My summer reading list has highlighted some of the interesting questions explored recently.
In The Birth of Plenty, William J. Bernstein’s project is to explain the level of sustained economic growth to which we have been accustomed in the last couple of centuries in the developed world. He attributes 2% average annual real growth to four factors, all of which must operate at the same time:
- Property rights
- Scientific rationalism
- Capital markets
- Rapid transportation and communication
All of this is well and good, but I have a minor quibble that sets up a major one. After a chapter for each of the factors, analogizing to an automobile, Bernstein describes them collectively as the “engine” of growth that still requires a “transmission”: the division of labor. Cute analogies are a dime a dozen, and this one does not illustrate anything useful about the relationship of the division of labor to the other four factors: He may as well just accept that he has five necessary factors. The reason this minor criticism is important is that both property rights and the implied fifth factor, the division of labor, rest on something more fundamental that Bernstein takes for granted: social norms of cooperation between perfect strangers.
When I specialize in performing music, I throw myself at the mercy of countless other specialists to provision me with all the needful and desirable things that I can no longer produce myself. This only works with a high degree of trust, trust that is ultimately rooted in social norms of cooperation.
In his discussion of property rights, Bernstein refers to the seminal work of Hernando de Soto on that subject. But it doesn’t seem like Bernstein fully understood de Soto’s larger point about property rights:
- Property rights may be enshrined in formal law, but need not be;
- Something like property rights almost inevitably arises extra-legally out of local social norms of cooperation;
- Growth only follows when property rights have been formalized so that strangers can acknowledge and implement property rights such as selling property, and crucially, accepting it as collateral for debt financing;
- Finally, that formal property rights have historically emerged as a confirmation and extension of the extra-legal claims to property based on local social norms, and not in conflict with them.

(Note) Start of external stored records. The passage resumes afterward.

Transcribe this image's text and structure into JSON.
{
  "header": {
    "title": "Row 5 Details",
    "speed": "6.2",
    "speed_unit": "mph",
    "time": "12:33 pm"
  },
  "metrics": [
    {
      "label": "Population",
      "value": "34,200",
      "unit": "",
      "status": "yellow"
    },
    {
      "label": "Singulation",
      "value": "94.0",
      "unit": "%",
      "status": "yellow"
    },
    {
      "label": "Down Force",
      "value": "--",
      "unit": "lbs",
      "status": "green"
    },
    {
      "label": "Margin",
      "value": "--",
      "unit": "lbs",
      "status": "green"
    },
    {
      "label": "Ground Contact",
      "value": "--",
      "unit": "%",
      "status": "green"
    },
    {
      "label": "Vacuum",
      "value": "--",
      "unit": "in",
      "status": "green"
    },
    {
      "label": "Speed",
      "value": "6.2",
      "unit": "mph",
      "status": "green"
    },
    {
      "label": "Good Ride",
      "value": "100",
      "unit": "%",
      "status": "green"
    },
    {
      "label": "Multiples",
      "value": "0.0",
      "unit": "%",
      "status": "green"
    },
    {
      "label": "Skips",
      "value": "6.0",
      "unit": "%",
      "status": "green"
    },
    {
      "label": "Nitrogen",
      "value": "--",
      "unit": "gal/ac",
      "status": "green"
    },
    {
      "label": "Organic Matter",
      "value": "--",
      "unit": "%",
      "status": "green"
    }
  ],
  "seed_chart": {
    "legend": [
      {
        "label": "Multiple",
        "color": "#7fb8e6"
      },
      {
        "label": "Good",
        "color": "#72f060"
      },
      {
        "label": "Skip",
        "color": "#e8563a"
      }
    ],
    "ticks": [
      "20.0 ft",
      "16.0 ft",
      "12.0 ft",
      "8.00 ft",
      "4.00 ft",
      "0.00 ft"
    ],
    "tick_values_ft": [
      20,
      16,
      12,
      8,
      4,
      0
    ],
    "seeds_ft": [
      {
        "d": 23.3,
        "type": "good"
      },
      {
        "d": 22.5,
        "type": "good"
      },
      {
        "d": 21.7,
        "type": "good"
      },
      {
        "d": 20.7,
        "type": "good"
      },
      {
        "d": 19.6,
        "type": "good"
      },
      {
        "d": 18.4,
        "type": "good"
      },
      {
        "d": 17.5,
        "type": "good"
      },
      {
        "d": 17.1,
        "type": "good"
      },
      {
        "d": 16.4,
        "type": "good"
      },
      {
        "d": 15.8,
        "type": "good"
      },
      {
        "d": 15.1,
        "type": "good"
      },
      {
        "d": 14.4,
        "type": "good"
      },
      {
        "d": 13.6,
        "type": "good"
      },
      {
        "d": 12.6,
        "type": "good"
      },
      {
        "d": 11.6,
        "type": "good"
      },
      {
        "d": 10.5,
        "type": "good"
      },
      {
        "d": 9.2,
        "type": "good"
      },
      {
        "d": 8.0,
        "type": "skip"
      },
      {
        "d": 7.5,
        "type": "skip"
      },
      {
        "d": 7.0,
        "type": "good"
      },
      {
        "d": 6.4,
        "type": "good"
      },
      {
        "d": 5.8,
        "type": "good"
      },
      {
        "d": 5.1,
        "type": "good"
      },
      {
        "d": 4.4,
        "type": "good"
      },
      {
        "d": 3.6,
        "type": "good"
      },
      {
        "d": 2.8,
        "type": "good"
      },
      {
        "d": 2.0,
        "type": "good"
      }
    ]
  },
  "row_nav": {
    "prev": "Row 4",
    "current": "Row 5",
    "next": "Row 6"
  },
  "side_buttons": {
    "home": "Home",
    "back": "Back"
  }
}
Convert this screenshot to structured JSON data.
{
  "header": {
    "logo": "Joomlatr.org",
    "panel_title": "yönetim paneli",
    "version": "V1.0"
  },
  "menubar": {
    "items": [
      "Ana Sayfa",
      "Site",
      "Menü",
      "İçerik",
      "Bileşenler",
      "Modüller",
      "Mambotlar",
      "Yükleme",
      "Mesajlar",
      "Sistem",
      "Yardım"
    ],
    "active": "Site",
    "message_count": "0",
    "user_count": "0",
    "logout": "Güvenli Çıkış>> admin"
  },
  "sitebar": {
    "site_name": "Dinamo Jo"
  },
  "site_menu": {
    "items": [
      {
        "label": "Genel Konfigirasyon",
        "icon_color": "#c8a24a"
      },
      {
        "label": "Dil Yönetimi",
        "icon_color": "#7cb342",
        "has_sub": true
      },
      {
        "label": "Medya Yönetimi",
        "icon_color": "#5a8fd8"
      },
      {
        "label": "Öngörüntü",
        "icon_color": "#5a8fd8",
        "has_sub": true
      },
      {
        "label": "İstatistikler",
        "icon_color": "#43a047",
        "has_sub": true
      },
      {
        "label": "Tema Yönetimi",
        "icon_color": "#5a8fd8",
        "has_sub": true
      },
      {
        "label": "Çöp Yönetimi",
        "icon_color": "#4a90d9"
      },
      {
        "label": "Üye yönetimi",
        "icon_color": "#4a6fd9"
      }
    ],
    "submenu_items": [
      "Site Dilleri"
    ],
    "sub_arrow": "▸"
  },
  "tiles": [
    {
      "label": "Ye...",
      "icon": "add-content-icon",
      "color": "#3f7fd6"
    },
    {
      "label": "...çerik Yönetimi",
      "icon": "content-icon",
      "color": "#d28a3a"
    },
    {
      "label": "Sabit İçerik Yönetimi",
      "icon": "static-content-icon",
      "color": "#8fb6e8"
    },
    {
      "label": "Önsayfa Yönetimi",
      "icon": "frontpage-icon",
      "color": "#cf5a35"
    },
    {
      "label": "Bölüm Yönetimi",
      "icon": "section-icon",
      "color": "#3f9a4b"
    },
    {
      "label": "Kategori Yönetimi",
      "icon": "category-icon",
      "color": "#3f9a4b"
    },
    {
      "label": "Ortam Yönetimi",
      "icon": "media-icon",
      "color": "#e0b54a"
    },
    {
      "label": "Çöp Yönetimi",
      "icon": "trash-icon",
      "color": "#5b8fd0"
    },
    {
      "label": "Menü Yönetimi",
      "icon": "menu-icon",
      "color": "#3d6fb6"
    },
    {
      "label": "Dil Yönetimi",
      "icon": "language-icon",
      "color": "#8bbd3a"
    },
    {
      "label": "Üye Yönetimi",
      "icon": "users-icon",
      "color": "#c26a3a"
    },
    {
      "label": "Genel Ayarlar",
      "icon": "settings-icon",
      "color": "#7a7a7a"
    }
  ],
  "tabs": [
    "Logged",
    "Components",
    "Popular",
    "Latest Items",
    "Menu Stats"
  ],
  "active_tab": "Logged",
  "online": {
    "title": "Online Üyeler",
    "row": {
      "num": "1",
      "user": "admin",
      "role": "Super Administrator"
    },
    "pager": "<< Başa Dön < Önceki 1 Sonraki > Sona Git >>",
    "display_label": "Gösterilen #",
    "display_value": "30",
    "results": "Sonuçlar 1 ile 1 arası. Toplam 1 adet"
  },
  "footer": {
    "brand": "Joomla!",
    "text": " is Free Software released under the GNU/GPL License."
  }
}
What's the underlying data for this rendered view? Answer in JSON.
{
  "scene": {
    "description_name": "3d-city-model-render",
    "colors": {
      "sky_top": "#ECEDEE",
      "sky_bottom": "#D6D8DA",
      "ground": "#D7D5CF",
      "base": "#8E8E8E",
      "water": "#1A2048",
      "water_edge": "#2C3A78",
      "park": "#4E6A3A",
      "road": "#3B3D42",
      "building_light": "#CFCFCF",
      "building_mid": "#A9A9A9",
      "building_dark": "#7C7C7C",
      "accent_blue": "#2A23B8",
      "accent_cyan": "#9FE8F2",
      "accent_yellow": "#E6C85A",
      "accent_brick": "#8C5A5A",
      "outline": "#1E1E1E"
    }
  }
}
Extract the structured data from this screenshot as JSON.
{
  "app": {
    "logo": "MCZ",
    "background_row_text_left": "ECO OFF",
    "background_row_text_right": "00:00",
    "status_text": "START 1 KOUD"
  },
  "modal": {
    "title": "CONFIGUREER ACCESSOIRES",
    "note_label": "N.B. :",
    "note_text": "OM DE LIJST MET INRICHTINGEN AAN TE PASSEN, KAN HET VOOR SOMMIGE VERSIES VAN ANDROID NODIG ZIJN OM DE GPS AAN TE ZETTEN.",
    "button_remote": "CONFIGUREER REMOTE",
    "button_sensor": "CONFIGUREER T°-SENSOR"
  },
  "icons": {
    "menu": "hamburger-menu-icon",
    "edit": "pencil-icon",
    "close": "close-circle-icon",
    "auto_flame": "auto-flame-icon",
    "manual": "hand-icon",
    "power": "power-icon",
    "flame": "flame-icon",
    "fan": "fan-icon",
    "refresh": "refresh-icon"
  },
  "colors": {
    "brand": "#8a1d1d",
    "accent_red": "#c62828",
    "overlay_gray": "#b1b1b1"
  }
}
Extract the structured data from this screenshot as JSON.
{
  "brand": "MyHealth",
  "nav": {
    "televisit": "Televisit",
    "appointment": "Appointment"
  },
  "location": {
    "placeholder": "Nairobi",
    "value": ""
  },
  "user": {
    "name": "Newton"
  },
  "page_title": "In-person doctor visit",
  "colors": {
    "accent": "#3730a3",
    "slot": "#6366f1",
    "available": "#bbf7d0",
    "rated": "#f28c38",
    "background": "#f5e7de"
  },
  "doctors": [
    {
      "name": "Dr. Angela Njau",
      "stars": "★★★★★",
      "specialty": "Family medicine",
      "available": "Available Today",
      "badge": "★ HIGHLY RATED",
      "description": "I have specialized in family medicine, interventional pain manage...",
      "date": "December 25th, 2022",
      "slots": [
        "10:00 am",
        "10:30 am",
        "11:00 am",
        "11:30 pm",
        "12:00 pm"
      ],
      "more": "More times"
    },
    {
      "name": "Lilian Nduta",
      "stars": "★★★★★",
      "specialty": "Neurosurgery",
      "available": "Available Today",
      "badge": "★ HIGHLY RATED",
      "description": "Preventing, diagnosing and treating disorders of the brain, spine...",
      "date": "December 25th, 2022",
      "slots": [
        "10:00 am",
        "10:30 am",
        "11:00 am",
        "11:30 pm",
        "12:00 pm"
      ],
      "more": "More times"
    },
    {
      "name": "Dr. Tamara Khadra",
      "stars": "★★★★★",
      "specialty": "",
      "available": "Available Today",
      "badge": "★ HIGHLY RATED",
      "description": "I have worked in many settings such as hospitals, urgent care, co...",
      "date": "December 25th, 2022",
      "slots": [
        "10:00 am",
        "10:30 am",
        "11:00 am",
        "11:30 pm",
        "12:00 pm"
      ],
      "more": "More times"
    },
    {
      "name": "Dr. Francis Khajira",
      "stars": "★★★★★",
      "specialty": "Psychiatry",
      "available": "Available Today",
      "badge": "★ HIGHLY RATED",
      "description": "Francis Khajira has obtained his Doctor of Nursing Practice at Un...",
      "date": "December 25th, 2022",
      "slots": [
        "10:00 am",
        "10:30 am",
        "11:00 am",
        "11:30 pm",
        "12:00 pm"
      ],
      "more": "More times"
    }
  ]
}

De Soto claims that only a particular type of property rights with a particular lineage launches growth and accounts for the difference between the developed and developing world: formal property rights that emerge from and align with the informal local social norms of property possession.
In de Soto’s (among many others) model, what supercharges growth is the ability of entrepreneurs to turn stored value – particularly ownership of real estate – into capital, allowing savings to turn into the investments that lead to higher productivity and therefore more goods and services. You can much more easily and at much lower cost turn your saved value into capital – for example by mortgaging your house to raise cash – when there are formal rules that allow perfect strangers to lend to you with confidence. When perfect strangers know that a loan to you is backed by property they can foreclose on in the worst case, the cost of borrowing will be driven down by competition among lenders. But those formal rules – laws – have to coincide with the social norms of property possession; otherwise they will be ignored. De Soto’s research revealed that this is precisely what has happened in developing nations, where formal property rights are only relevant to a privileged few, with the vast majority of the people inhabiting a parallel, extra-legal universe characterized by predictable and strong, but merely local, social norms of property possession. Because property claims are not recognized outside of a limited local range, savings cannot be turned into productivity-enhancing investment, and growth remains subdued, no matter how hard and how smart people in developing countries work. And as someone who has been privileged to travel quite widely, there is no doubt in my mind that people in the developing world have a more “Protestant” work ethic and greater ingenuity than what I witness anywhere in the developed world I know well (USA, Germany, France).
Growth rests on access to capital; capital rests on formal rules of property rights; but formal rules must align with local social norms. To understand growth therefore, you have to understand the nature of the social norms of cooperation that eventually get formalized and extended.